College of Science & Engineering

Minimally invasive 3D visible imaging for medical applications

Supervisor: Dr Steven Johnson and Dr Peter Mekhail

School: Physics and Astronomy

Description: 

Within medical and industrial applications there is a need for better 3D imaging with minimally invasive methods. For medical applications such as examining joint deterioration, 3D imaging can enable doctors to assess the joint before significant invasive procedures are performed, however this is not currently possible before surgery for some soft tissue.

Imaging via pattern projection is regularly used to produce 3D scans of objects. Known patterns are projected onto an object and by viewing the patterns on a camera a three-dimensional surface can be reconstructed. This technique has been used widely in dental imaging, plastic surgery, and product development.

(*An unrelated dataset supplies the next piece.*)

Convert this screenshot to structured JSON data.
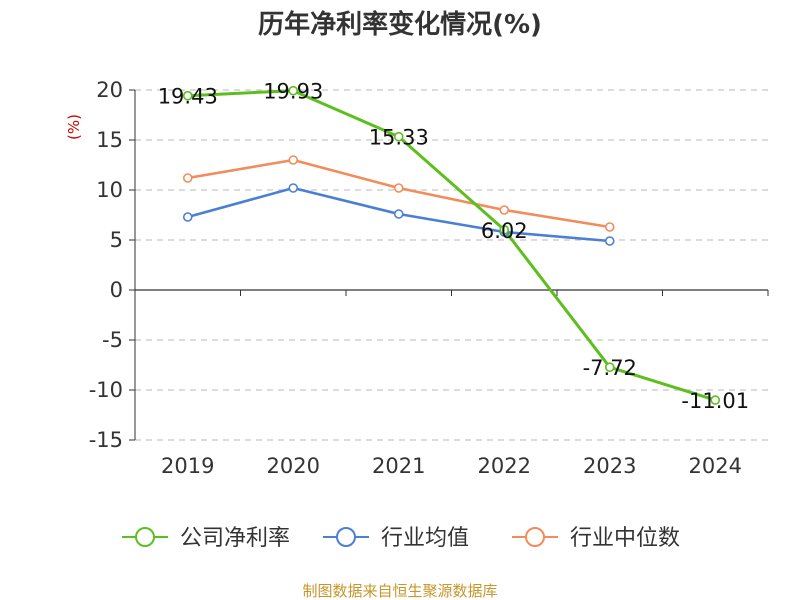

We propose a new method to create the projected patterns, such that visible light is projected via a very narrow-gauge needle. The needle holds two optical fibres which transmit the light. Patterns are produced via the interference of the light from the optical fibres, these patterns projected onto a surface enable 3D reconstructions to be performed. The patterns can be altered by controlling the phase of the light entering the optical fibre; shifting the phase enables multiple patterns to be applied. An off-axis camera would be required to image the area, but this can be performed via a narrow endoscope.

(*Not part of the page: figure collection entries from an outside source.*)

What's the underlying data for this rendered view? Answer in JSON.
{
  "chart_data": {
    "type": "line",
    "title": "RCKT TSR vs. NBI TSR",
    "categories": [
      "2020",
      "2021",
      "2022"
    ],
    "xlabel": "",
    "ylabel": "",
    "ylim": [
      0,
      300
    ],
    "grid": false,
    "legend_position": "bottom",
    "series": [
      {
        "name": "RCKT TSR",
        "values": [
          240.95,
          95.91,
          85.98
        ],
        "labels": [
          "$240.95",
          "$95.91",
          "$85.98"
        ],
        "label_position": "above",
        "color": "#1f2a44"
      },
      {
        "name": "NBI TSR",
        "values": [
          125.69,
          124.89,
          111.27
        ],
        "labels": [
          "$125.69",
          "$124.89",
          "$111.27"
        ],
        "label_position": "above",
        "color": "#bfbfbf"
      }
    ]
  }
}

Our previous work has led to the construction of a prototype narrow-gauge needle assembly (600 µm diameter) and a proof-of-principle experiment has shown the ability to produce 3D images. We are in discussion with the company Formus Labs, who develop planning for orthopaedic surgery. This has allowed us to develop the imaging methodology tailored towards surgical applications but requires further development characterise the prototype and gain industrial support. A real-time 3D reconstruction would enable the technique to be used for robotic surgery, which is known to be safer and have shorter recovery times for patients.

The student would be central in developing the imaging system. They would build the real-time 3D reconstruction and write software for a graphical interface to interact with the user. All components have been procured and an agile approach will be taken by the supervisors to the project management.  

This project has the potential to produce a medical technology to enable non-invasive imaging within the body, with the dedicated resource of an internship this would accelerate the development of this device to reach a point where it can be demonstrated to industrial collaborators and become a viable product.